From the philosophical or theological side, on the other hand, these same phenomena may suggest the possibility of a new form of moral/teleological argument for God’s existence (so Alexander Pruss). Not that such an argument could ever amount to a “proof ” in the deductive sense, but rather be a constituent in a cumulative set of considerations that would together mount a case precisely for an incarnational God, a God of intimate involvement in empathy, risk, and suffering. In this sense, not only would the no-contest view be modified and enriched, but both sides of the evolution and science divide significantly transformed in their understanding of their relation.
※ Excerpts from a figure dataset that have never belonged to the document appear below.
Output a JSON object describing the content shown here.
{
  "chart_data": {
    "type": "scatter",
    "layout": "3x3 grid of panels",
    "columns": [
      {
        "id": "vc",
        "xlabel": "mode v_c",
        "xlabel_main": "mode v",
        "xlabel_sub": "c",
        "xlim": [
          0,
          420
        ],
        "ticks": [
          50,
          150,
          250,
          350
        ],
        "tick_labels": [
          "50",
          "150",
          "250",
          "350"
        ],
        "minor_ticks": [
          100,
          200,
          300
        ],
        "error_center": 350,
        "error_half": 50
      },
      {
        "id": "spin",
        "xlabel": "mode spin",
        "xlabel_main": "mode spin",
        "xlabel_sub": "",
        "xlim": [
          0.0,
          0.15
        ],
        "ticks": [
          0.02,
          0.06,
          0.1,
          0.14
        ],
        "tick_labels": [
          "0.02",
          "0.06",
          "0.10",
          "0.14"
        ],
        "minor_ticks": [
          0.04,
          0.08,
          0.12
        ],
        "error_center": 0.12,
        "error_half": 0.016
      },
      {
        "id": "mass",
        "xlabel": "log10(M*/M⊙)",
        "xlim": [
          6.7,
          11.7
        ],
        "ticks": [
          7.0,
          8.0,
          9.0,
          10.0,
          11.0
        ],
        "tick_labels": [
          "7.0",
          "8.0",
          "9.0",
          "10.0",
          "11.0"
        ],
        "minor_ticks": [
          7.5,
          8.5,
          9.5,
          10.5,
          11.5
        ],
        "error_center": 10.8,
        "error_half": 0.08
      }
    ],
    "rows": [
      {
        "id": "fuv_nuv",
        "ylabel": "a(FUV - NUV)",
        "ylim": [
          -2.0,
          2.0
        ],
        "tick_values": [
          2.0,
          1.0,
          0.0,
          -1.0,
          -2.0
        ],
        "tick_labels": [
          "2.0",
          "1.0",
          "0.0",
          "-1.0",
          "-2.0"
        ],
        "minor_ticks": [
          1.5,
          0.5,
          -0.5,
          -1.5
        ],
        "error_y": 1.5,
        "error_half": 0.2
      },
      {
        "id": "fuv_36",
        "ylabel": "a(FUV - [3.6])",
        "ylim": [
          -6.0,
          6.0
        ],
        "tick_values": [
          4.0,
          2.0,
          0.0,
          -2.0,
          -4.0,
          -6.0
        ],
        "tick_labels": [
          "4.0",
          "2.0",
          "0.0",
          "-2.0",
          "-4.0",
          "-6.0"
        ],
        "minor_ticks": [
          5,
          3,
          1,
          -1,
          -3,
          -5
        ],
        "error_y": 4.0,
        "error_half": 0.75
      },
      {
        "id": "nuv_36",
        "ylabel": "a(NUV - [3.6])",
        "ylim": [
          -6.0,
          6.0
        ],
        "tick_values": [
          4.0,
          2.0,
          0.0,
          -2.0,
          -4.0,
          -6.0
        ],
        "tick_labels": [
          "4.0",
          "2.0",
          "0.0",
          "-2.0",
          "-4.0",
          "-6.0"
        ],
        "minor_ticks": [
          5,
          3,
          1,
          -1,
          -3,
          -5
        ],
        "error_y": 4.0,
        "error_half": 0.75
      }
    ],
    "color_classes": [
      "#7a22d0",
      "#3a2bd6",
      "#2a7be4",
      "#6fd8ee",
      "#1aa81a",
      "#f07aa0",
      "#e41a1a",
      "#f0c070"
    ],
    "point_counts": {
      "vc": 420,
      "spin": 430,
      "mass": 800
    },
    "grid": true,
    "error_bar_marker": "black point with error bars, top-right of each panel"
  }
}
To be sure, the agnostic or atheistical evolutionary biologist would continue to question (if not actively resist) the necessity of any such metaphysical speculation about the existence of divine providence; but the difference from an older perception of the two disciplines’ relations would be the explication of at least a theoretical capacity for bridging (not merging) the two discourses by discussion of particular evidences and their potential meanings.

On the theological side, the great advance that this development would bespeak would lie in the intrinsic and immediate attention given to the doctrines of Incarnation and Trinity, rather than to the covertly deistic God who has—to great spiritual detriment and imaginative constriction—so dominated the science/religion debates since the Enlightenment.

Notes:

  1. In the terms of evolutionary biology, “cooperation” denotes a strategy that is costly for fitness, whether genetic or cultural.
  2. See, for example, John Polkinghorne, Science and Providence: God’s Interaction With the World (Shambhala Publications, 1989), 45: God gets out of the way so that evolution can happen contingently, and Polkinghorne calls this “kenosis.”
  3. A suitably “apophatic” Christian doctrine of creation, as Michael Hanby has recently pointed out in an important article in Theology Today, is ironically far less “ideologial and thus—dare we say it—more scientific” than this sort of reductive neo-Darwinism.

Sarah Coakley, who has been on the Harvard faculty since 1993 and the Mallinckrodt Professor of Divinity since 1995, will become the Norris-Hulse Professor at Cambridge University next fall, although she will remain at Harvard for 2007–08 on a visiting appointment to complete her Evolution and the Theology of Cooperation research project, which is funded by the Templeton Foundation.